E não é que voltou mesmo?
“Oooooooo, o Coringão voltou, o Coringão voltou!” O mantra entoado pela torcida corintiana faz cada dia mais sentido. Depois do time papar o Paulistão de forma invicta e com convincentes vitórias sobre São Paulo e Santos, o Timão foi lá e papou também a Copa do Brasil. Hoje, tais fatos já soam como notícia velha, todo mundo já sabe e todo mundo já viu os gols de Jorge Henrique e André Santos (golaço!), além do incrível gol perdido pelo Ronaldo.

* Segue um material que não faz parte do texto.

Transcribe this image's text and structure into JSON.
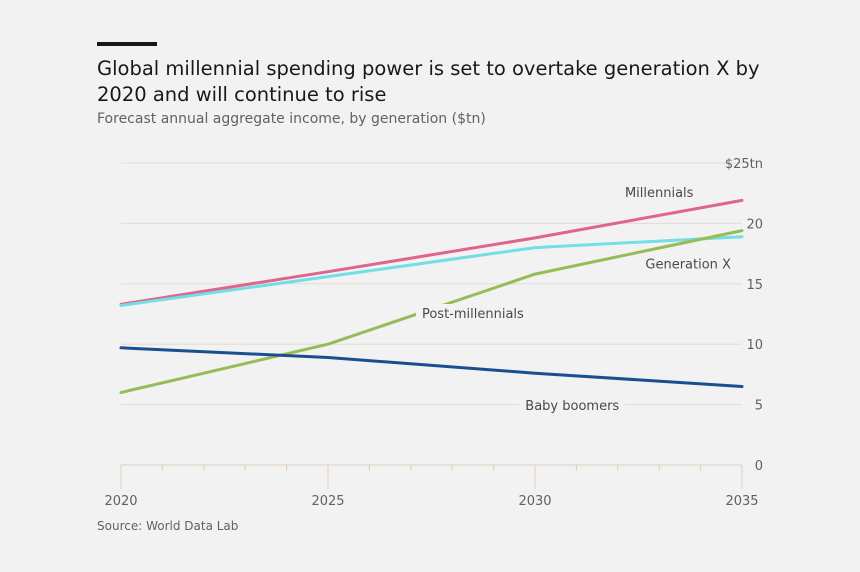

O título nacional, passando por adversários tradicionais como Atlético PR, Fluminense e Vasco, e finalizado em cima do (ex) melhor time do Brasil, o Inter, coroa a volta definitiva do Corinthians. O time titular é redondinho, entrosado. Marca muito e é mortal nos contra-ataques. O desafio agora é manter o time para brigar pelo Brasileiro e pela Libertadores, ano que vem. Estão falando nas eventuais saídas de Douglas, André Santos, Chicão, Elias e Felipe. Qualquer um desses que sair vai fazer muita falta.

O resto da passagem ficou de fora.